Foy can’t save Soderbergh’s iphone chiller
Unsane 15 cert, 98 min
Dir Steven Soderbergh Starring
Claire Foy, Joshua Leonard, Jay Pharaoh, Juno Temple, Amy Irving
On a good day, Steven Soderbergh’s oft-threatened retirement sounds like a royal waste, except that it’s not to be taken at all seriously. Unsane, the director’s scratchy doodle of a psychothriller, was shot on an iphone, and feels like the work of a man who can’t decide whether to retire or not. It’s rough, to say the least, and that’s not just the hasty visuals: the whole thing feels provisional and half-hearted.
The best case for the film’s existence is Claire Foy, whose performance as a captive inmate at a mental institution is impressively committed, in every sense. Following a regular day at her office job, the wackily named Sawyer Valentini is on a Tinder date that goes weird. She’s halfway to sex with some guy, then freaks out and locks herself in her bathroom, remembering a past stalker whose impact on her fragile psyche clearly isn’t over. The next day, she goes for an experimental therapy session and, before you know it, she’s under lock and key, having unwittingly signed away her freedom to a bunch of untrustworthy psychiatrists, one of whom, played under a non-reassuring beard by Joshua Leonard, may or may not be her erstwhile nemesis.

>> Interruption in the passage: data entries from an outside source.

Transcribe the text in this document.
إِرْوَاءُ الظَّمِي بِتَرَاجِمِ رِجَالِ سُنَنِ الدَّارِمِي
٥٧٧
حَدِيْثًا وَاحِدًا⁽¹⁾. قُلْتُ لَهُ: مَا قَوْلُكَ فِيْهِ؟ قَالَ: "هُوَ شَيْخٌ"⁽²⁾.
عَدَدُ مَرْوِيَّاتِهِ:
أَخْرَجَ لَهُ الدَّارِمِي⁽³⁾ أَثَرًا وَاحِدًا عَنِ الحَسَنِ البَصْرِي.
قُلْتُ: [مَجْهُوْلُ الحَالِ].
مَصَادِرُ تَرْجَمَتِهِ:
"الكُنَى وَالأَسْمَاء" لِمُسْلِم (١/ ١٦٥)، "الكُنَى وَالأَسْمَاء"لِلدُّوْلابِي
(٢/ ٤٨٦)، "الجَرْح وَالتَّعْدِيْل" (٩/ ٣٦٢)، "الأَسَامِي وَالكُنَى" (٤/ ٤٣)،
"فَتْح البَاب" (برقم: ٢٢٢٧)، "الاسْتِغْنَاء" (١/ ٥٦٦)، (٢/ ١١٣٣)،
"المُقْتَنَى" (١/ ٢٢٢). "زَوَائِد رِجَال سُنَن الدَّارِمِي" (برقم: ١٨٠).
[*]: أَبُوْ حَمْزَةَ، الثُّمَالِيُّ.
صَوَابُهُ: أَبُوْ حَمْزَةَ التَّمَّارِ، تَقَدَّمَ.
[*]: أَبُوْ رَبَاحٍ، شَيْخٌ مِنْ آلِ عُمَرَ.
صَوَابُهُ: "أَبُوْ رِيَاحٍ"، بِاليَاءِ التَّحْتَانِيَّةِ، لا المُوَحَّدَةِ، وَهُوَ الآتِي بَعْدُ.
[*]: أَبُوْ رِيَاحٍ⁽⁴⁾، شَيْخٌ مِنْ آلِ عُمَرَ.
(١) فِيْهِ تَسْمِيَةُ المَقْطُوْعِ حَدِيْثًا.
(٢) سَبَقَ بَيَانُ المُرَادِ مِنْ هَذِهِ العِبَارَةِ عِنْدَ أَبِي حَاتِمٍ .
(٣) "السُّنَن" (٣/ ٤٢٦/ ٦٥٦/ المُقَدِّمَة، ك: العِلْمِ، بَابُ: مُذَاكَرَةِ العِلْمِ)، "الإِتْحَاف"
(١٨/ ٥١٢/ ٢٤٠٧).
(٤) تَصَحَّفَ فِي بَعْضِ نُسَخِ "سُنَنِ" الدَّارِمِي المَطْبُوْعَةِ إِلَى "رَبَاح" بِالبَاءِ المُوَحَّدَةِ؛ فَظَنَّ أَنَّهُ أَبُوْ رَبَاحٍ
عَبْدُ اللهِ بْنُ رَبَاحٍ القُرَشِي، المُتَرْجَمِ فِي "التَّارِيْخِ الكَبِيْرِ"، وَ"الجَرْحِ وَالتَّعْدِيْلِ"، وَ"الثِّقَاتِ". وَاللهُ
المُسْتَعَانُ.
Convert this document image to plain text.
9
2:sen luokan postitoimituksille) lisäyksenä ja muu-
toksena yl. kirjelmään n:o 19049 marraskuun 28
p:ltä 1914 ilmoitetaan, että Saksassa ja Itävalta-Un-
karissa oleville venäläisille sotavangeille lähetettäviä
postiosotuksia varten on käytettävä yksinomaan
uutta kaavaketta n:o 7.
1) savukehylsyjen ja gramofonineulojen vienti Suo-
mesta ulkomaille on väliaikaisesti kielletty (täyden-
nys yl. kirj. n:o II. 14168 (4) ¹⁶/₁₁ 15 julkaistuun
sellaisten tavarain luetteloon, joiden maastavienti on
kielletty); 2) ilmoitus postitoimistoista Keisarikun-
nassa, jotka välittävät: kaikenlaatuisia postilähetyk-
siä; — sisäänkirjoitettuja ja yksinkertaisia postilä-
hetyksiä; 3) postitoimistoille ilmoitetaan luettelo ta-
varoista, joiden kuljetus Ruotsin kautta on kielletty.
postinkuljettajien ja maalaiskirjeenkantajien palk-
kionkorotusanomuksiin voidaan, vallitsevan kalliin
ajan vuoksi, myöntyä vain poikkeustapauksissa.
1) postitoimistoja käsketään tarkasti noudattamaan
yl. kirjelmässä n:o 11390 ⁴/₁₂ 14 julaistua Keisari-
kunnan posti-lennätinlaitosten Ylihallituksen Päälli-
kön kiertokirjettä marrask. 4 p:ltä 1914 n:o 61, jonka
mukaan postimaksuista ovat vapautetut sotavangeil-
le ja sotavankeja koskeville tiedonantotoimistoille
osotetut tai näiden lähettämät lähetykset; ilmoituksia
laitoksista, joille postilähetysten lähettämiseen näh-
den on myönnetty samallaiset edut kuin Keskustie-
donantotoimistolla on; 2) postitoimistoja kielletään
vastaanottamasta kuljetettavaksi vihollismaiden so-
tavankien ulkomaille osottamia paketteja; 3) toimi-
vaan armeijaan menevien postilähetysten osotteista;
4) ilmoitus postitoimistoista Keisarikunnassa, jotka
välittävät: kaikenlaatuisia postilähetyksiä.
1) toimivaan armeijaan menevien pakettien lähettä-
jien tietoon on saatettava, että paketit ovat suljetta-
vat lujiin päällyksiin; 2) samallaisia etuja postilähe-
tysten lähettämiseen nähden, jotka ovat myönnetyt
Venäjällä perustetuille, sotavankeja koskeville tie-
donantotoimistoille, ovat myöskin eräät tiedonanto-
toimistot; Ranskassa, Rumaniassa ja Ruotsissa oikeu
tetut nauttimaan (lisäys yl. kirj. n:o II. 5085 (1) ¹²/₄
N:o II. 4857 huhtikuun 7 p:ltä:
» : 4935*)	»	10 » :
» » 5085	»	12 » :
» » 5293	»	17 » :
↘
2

Doubting Foy’s sanity throughout is the name of the game, but the film’s script paints Soderbergh into a corner, because we scarcely think he’s likely, in this day and age, to make her the victim of a sex predator purely cooked up by her own imagination.
Soderbergh does get some good mileage out of the smartphone cinematography, because it’s the logical equipment for any fly-on-thewall these days, but it’s the characters who don’t add up, and the story scarcely seems bothered with half of them. Each new phase of the plot, including a rescue attempt from Amy Irving as Sawyer’s helpless mother, lands with a dull clomp, and the fate of more than one character is given away too early to keep enough doubt in play.